In fact some of the ratings services, Moody's and S&P have recently come out with a validation of municipals being very firm and stable credits and have expressed a view that, lot of the more sensational headlines in the news have been somewhat overblown. So, I don't think it was a credit event. It was really based on a large supply of munis coming to the market in a short period of time.
Glaser: So there seems to be this big flood of bonds on to the market, do you think this is related to the potential ending of the Build America Bond program?
McCarthy: Yeah, I think that's a very big part of it. Our market right now is somewhat bifurcated, where we have supply, which is from the BAB program, which is taxable, along with a traditional tax exempt supply. Recently, we have been seeing a very large calendar in both. Along with the couple of very large issues. Last week, we saw a lot of debt being priced by the State of California as they came with both the taxable issue and a tax exempt issue, as an example.
Glaser: When we think about potential outcomes, no one knows that the Build America Bond program will be renewed or not. But if it isn't, what do you think some of the impact that is going to have on both new issuances and on pricing in the muni market?
McCarthy: Well part of reason why the calendar has been so heavy is because the BAB program is due to expire at the end of this year and there's been talk for the last nine months or so of the possibility of extending that. Now the other component of that is that even if it does get extended, it might get extended at a much lower subsidy rate. Right now 35% of the coupon of the BAB deal is rebated back to the issuer by the Federal Government by the IRS.
Even the scenarios that predict an extension of the BAB program, contemplate a lower subsidy rate. So, if you're an issuer and you're deciding when to come to market, it's pretty obvious actually that you want to come to market before the end of this year to take advantage of the program and the higher subsidy rate.
Glaser: So we're certainly seeing a lot of front-loading of that financing. How do you think the impact of the last couple of weeks of weaker pricing, do you think that's going to have a lot of issuer's kind of holding back?
McCarthy: I don't see that yet. I see maybe a couple of issues that have been pulled from the market, where they went out originally, with a tighter price talk and realized that there is no market at those levels and then backpedaled and got to the point where they just pulled issues. But up until now, that's really been an exception rather than the rule.
Glaser: So, maybe not something that people should expect a huge contraction in supply. But kind of looking in the medium term, would you see there wouldn't be a lot of issuance available for investors to see in early 2011?

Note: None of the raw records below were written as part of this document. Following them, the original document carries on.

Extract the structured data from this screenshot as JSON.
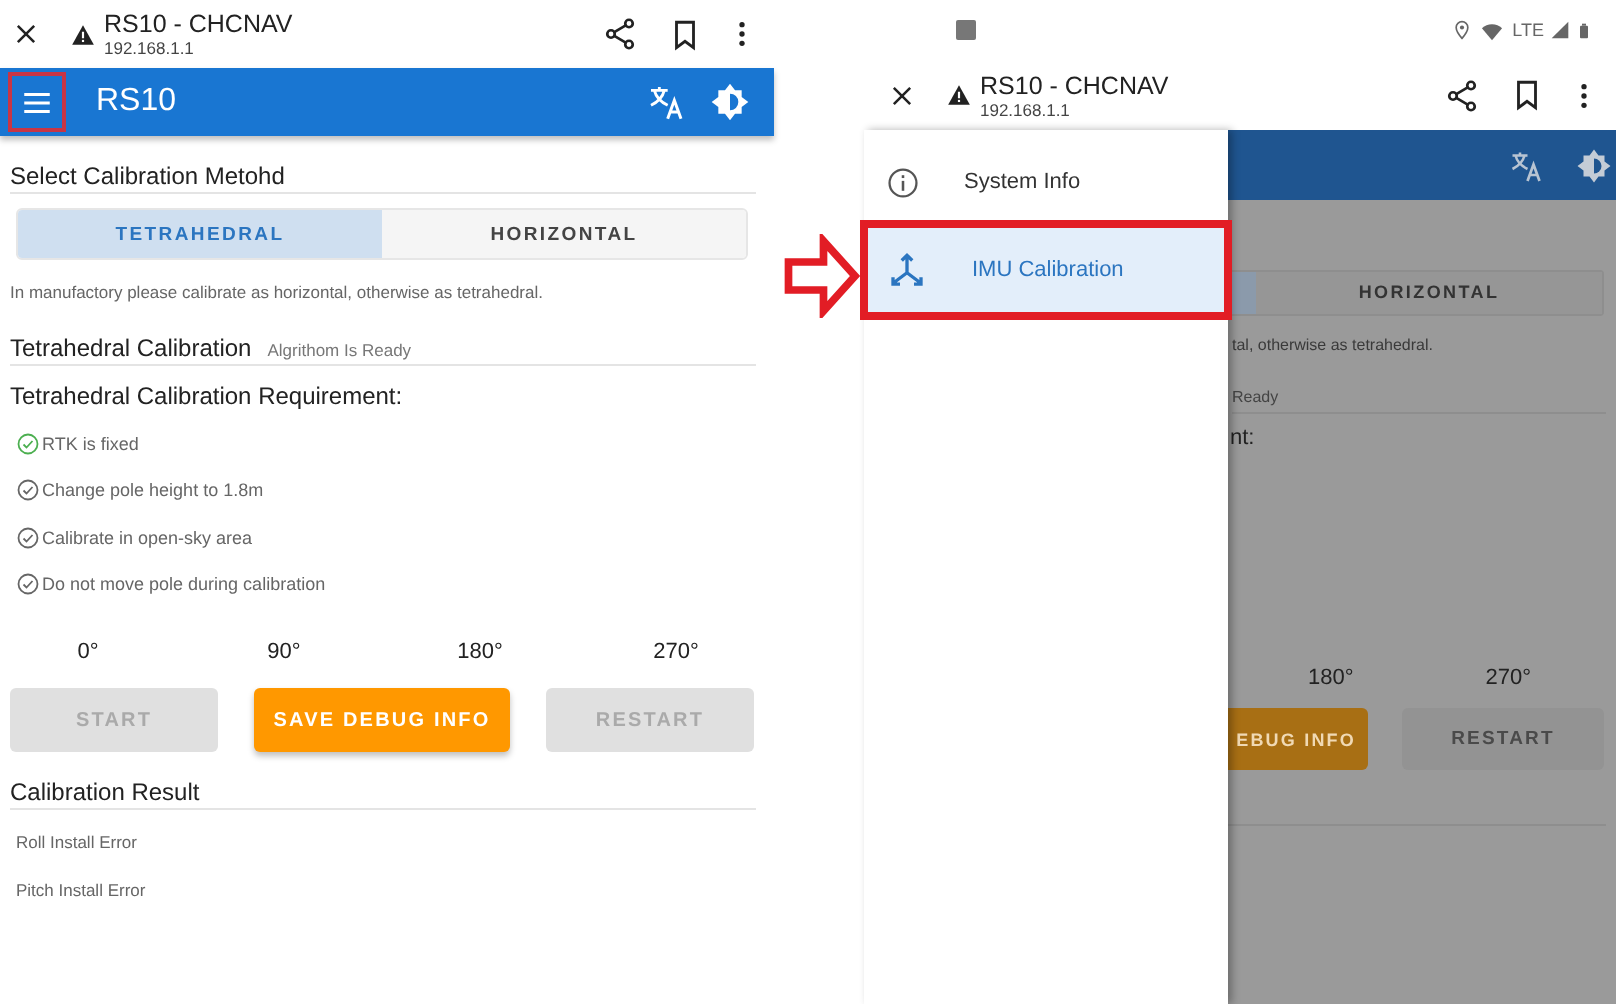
{
  "browser": {
    "title": "RS10 - CHCNAV",
    "url": "192.168.1.1"
  },
  "app_bar": {
    "title": "RS10",
    "menu_highlighted": true
  },
  "method": {
    "heading": "Select Calibration Metohd",
    "options": [
      {
        "label": "TETRAHEDRAL",
        "selected": true
      },
      {
        "label": "HORIZONTAL",
        "selected": false
      }
    ],
    "note": "In manufactory please calibrate as horizontal, otherwise as tetrahedral."
  },
  "calibration": {
    "heading": "Tetrahedral Calibration",
    "status": "Algrithom Is Ready",
    "requirement_title": "Tetrahedral Calibration Requirement:",
    "requirements": [
      {
        "text": "RTK is fixed",
        "met": true
      },
      {
        "text": "Change pole height to 1.8m",
        "met": false
      },
      {
        "text": "Calibrate in open-sky area",
        "met": false
      },
      {
        "text": "Do not move pole during calibration",
        "met": false
      }
    ],
    "angles": [
      "0°",
      "90°",
      "180°",
      "270°"
    ],
    "buttons": [
      {
        "label": "START",
        "disabled": true
      },
      {
        "label": "SAVE DEBUG INFO",
        "disabled": false
      },
      {
        "label": "RESTART",
        "disabled": true
      }
    ]
  },
  "result": {
    "heading": "Calibration Result",
    "rows": [
      "Roll Install Error",
      "Pitch Install Error"
    ]
  },
  "second_screen": {
    "status_bar": {
      "network": "LTE"
    },
    "browser": {
      "title": "RS10 - CHCNAV",
      "url": "192.168.1.1"
    },
    "drawer": {
      "items": [
        {
          "label": "System Info",
          "kind": "info",
          "selected": false,
          "highlighted": false
        },
        {
          "label": "IMU Calibration",
          "kind": "axes",
          "selected": true,
          "highlighted": true
        }
      ]
    },
    "dimmed_page": {
      "option": "HORIZONTAL",
      "note": "tal, otherwise as tetrahedral.",
      "status": "Ready",
      "requirement_title": "nt:",
      "angles": [
        "180°",
        "270°"
      ],
      "buttons": [
        {
          "label": "EBUG INFO",
          "disabled": false
        },
        {
          "label": "RESTART",
          "disabled": true
        }
      ]
    }
  }
}
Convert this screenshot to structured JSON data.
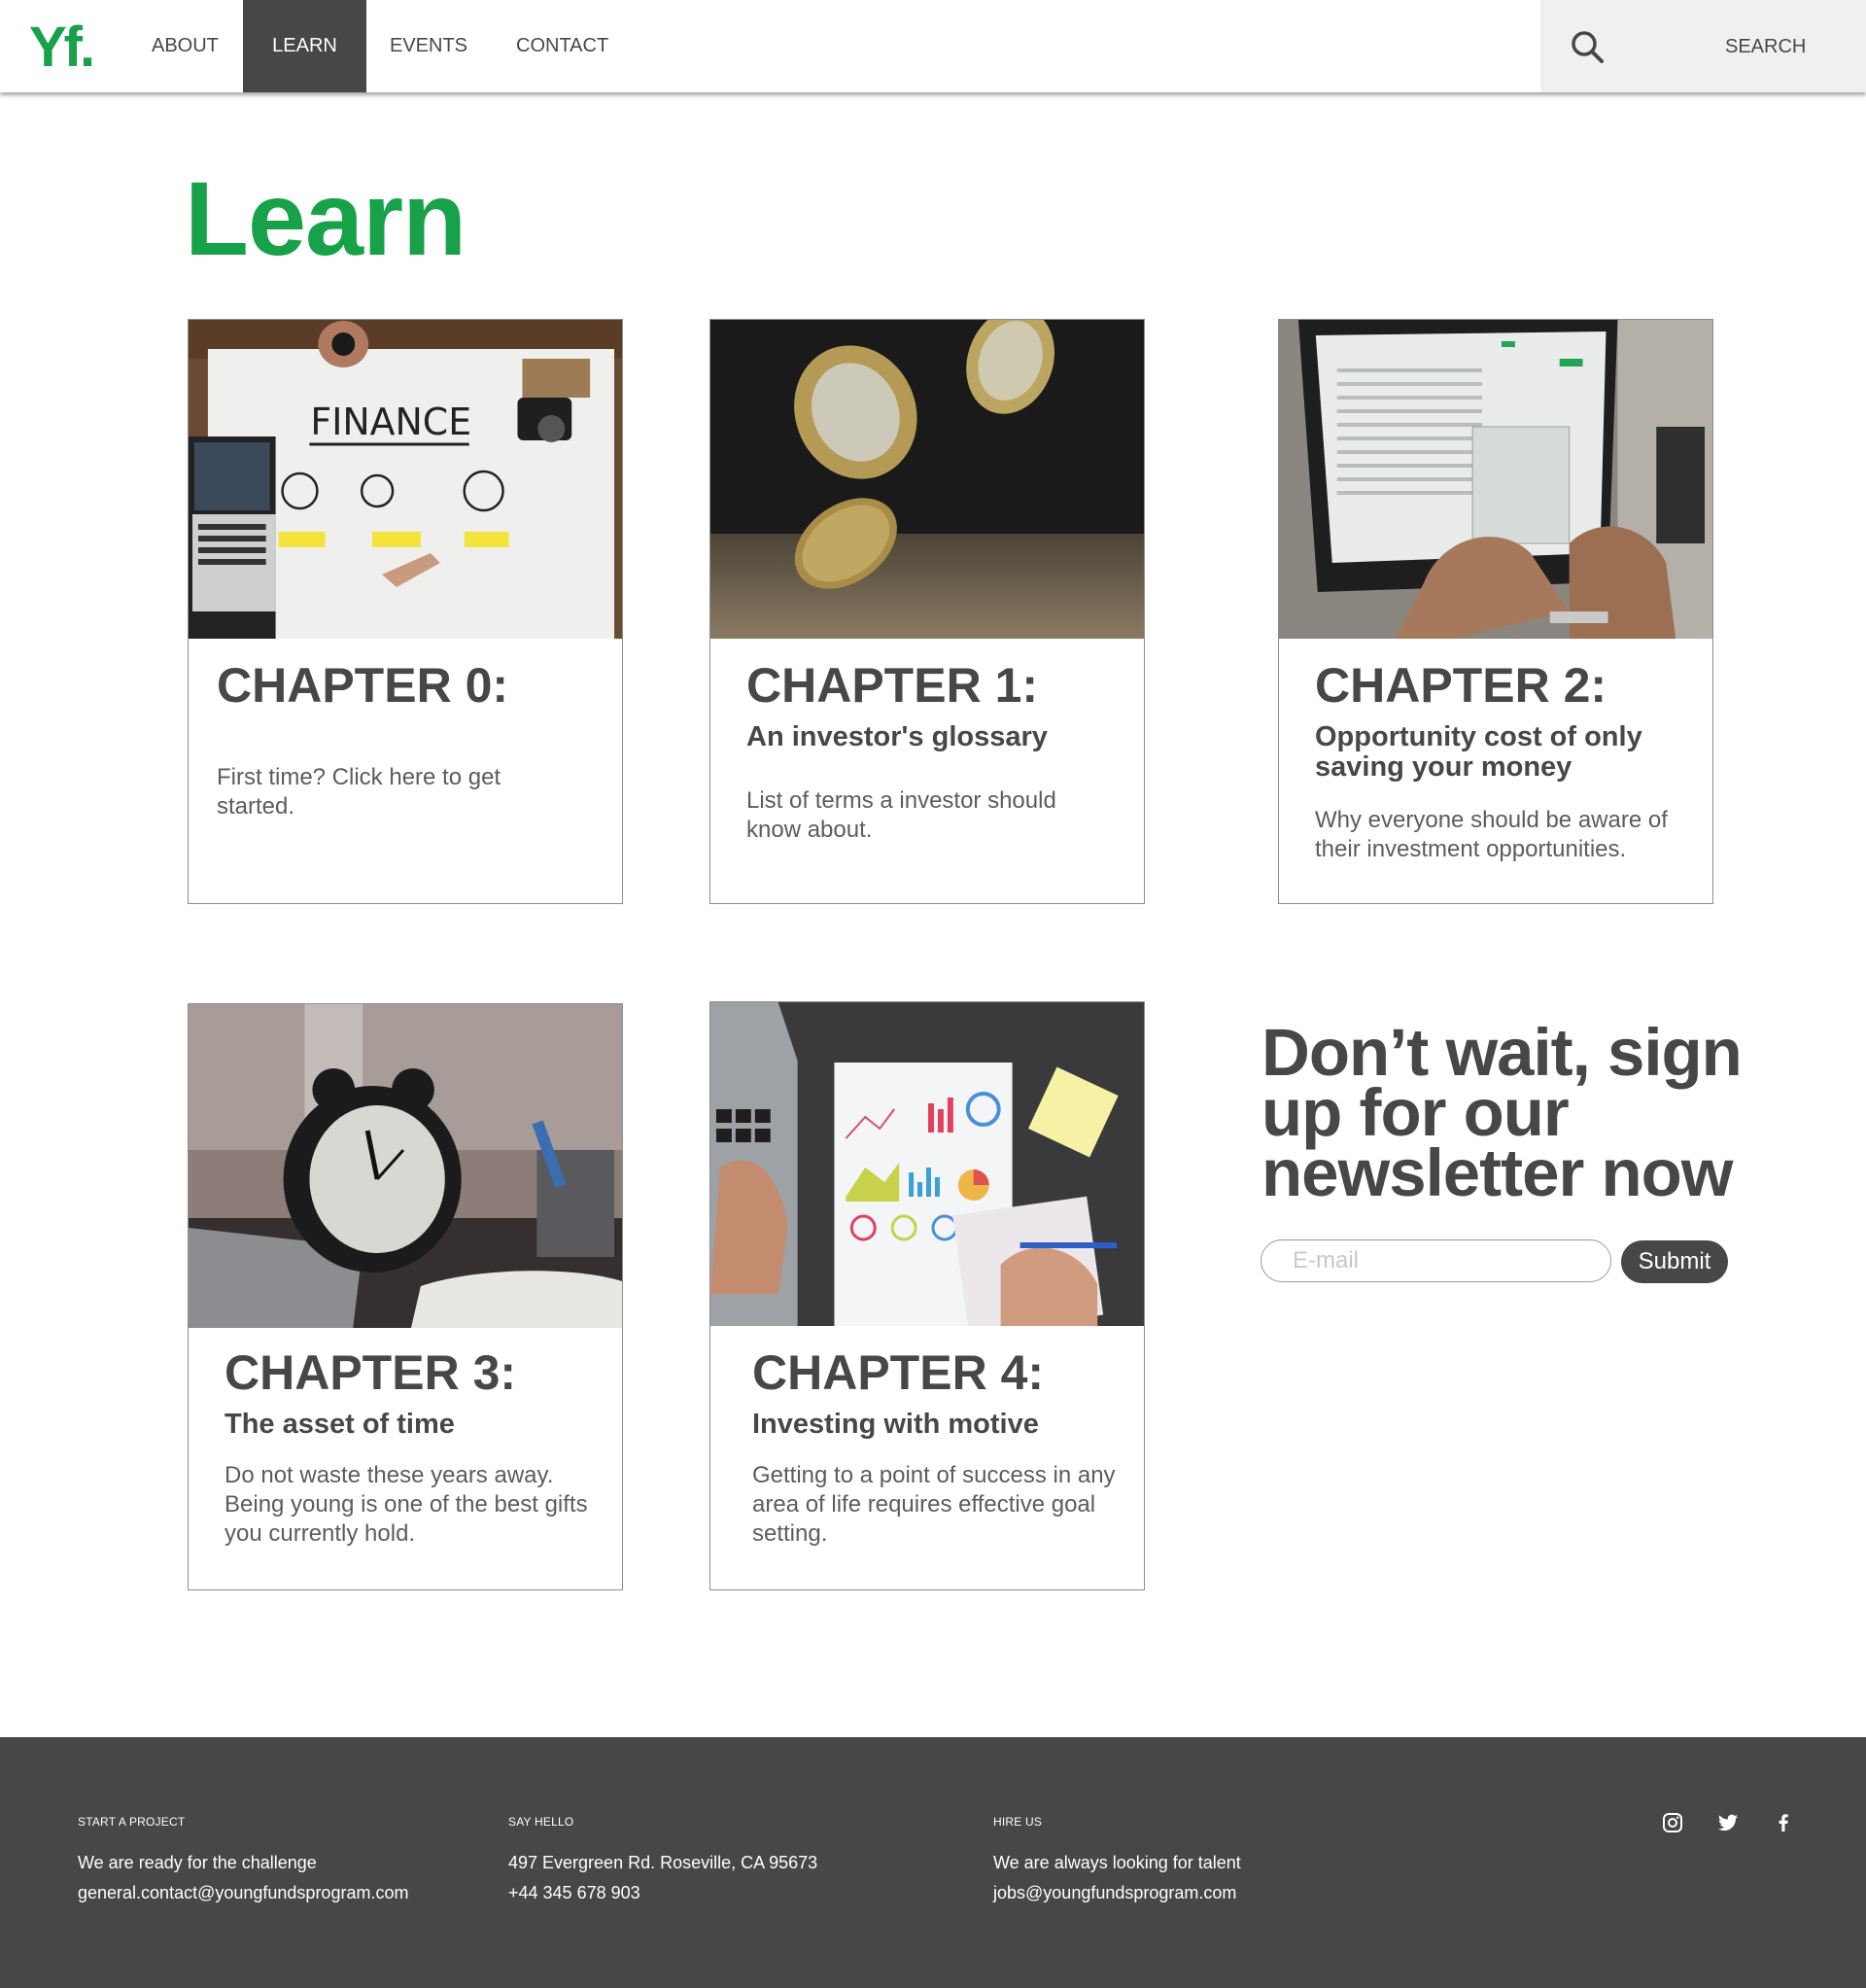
{
  "brand": {
    "logo_text": "Yf.",
    "accent_color": "#17a24a",
    "dark_color": "#474747"
  },
  "nav": {
    "items": [
      {
        "label": "ABOUT",
        "active": false
      },
      {
        "label": "LEARN",
        "active": true
      },
      {
        "label": "EVENTS",
        "active": false
      },
      {
        "label": "CONTACT",
        "active": false
      }
    ],
    "search": {
      "icon": "search-icon",
      "label": "SEARCH"
    }
  },
  "page": {
    "title": "Learn"
  },
  "chapters": [
    {
      "heading": "CHAPTER 0:",
      "subtitle": "",
      "description": "First time? Click here to get started.",
      "image": "finance-sketch-photo"
    },
    {
      "heading": "CHAPTER 1:",
      "subtitle": "An investor's glossary",
      "description": "List of terms a investor should know about.",
      "image": "falling-coins-photo"
    },
    {
      "heading": "CHAPTER 2:",
      "subtitle": "Opportunity cost of only saving your money",
      "description": "Why everyone should be aware of their investment opportunities.",
      "image": "laptop-typing-photo"
    },
    {
      "heading": "CHAPTER 3:",
      "subtitle": "The asset of time",
      "description": "Do not waste these years away. Being young is one of the best gifts you currently hold.",
      "image": "alarm-clock-photo"
    },
    {
      "heading": "CHAPTER 4:",
      "subtitle": "Investing with motive",
      "description": "Getting to a point of success in any area of life requires effective goal setting.",
      "image": "charts-desk-photo"
    }
  ],
  "newsletter": {
    "title": "Don’t wait, sign up for our newsletter now",
    "email_placeholder": "E-mail",
    "email_value": "",
    "submit_label": "Submit"
  },
  "footer": {
    "columns": [
      {
        "heading": "START A PROJECT",
        "lines": [
          "We are ready for the challenge",
          "general.contact@youngfundsprogram.com"
        ]
      },
      {
        "heading": "SAY HELLO",
        "lines": [
          "497 Evergreen Rd. Roseville, CA 95673",
          "+44 345 678 903"
        ]
      },
      {
        "heading": "HIRE US",
        "lines": [
          "We are always looking for talent",
          "jobs@youngfundsprogram.com"
        ]
      }
    ],
    "social": [
      "instagram-icon",
      "twitter-icon",
      "facebook-icon"
    ]
  }
}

McCarthy: Yes. I think that in a matter what, we're going to see a lot of supply through the end of the year, which looking at the calendar right now, that's only really a matter of about three more weeks before you start getting into the holidays. So, I think no matter what, you're going to have that, and I also think the first quarter of next year, especially in January, you're going to have very light supply.
Glaser: So these dislocations, we could still see some more in the marketplace, but they don't really reflect an underlying change in credit sentiment. It probably is more to do with just those basic economic laws?
McCarthy: Yes and also sometimes supply can force redemptions. A lot of times municipal investors will have to create room in their portfolios by selling bonds. Sometimes there is some poor selling's that can lead to deleveraging, kind of the story that we had back in 2008, and we did see a little bit of that, but to a much lesser degree than we saw in 2008.
So, I think that increased the momentum of the sell-off over the last couple of weeks. But going forward, I think we're actually starting in January pretty bullish, both on the taxable side and the tax exempt side, because, after you get through the supply, things should be a lot better.
Glaser: Alright, great. Jed, thank you so much for your insight today.
McCarthy: Okay. Thank you, Jeremy.
Glaser: For Morningstar.com, I am Jeremy Glaser.